The guitar, as received, is an amazing instrument with a surprisingly good hardware. The only issue wit this guitar I had was a loose bushing on one side of the tailpiece and small crack at the neck join. After verification, that the crack is only in surface lacquer and the neck is stable I have decided to upgraded the guitar with bone nut, Gotoh GE104B bridge (with M4/M8 brass conversion posts), spare Epiphone tailpiece and Guyker Vintage 135 tuning machines. (Originally it was Sung-il BM 003 bridge and Sung-il TS 001 tailpiece). I have removed the weird looking pickguard. I have also replaced the knobs (black), truss-rod cover, leveled the frets, better seated tailpiece bushings, did a full guitar setup, and replaced the wiring with 50’s style with Tesla TC207 22nF capacitors and Hosco YM-T20 switch. Fitting the wires back to the guitar was a pain, but it was well worth the while.
Harley Benton TE-52
The Harley Benton TE-52 NA Vintage Series (2018) guitar is replica of 52’s Telecaster and despite the guitar low price it is surprisingly well made. The body is made of two piece of American ash and neck (C profile) of Canadian maple. The guitar is equipped with Roswell TEA Alnico vintage TE style pickups (TEA-N-CR and TEA-B ) and Kluson machine heads.

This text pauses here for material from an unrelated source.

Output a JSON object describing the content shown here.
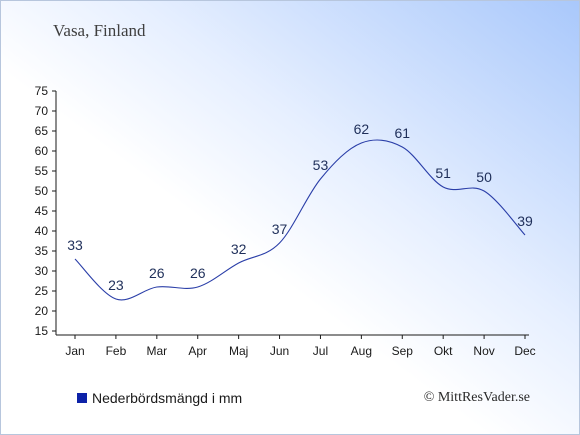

It was necessary to cleanup some dust from factory. I have upgraded the guitar with bone nut and Wilkinson WTB bridge with brass saddles. I have also replaced the wiring with Telecaster style wiring (but with 420K pots), pickup switch and original tuning machines with Kluson MC6LN’s. Original wiring is accessible at Roswell recommended wiring page.
Bugera G5 Infinium & Blackstar Fly 3
As a main amplifier I’m using a Bugera G5 Infinium. It is a hand-built 5-Watt Class-A amplifier driven by ECC83 and 12BH7 tubes. The amp is great for home practice. It is connected to a DIY cabinet with Celestion Eight-15 speaker.
As a portable amp I have bought a BlackStar Fly 3 Vintage. I’m using the Blackstar usually as a quite good computer stereo speakers (with extension cabinet). Big plus is, that I can play almost anywhere I want.
I have several pedals in my collection. The Azor Looper pedal was a choice aimed for a better practice. I have also built DIY replica of Electro-Harmonix LPB-1. I have bought a replica of Fulltone’s OCD – Obsessive overdrive because I liked the sound and KOKKO’s Compressor for a more focused guitar output.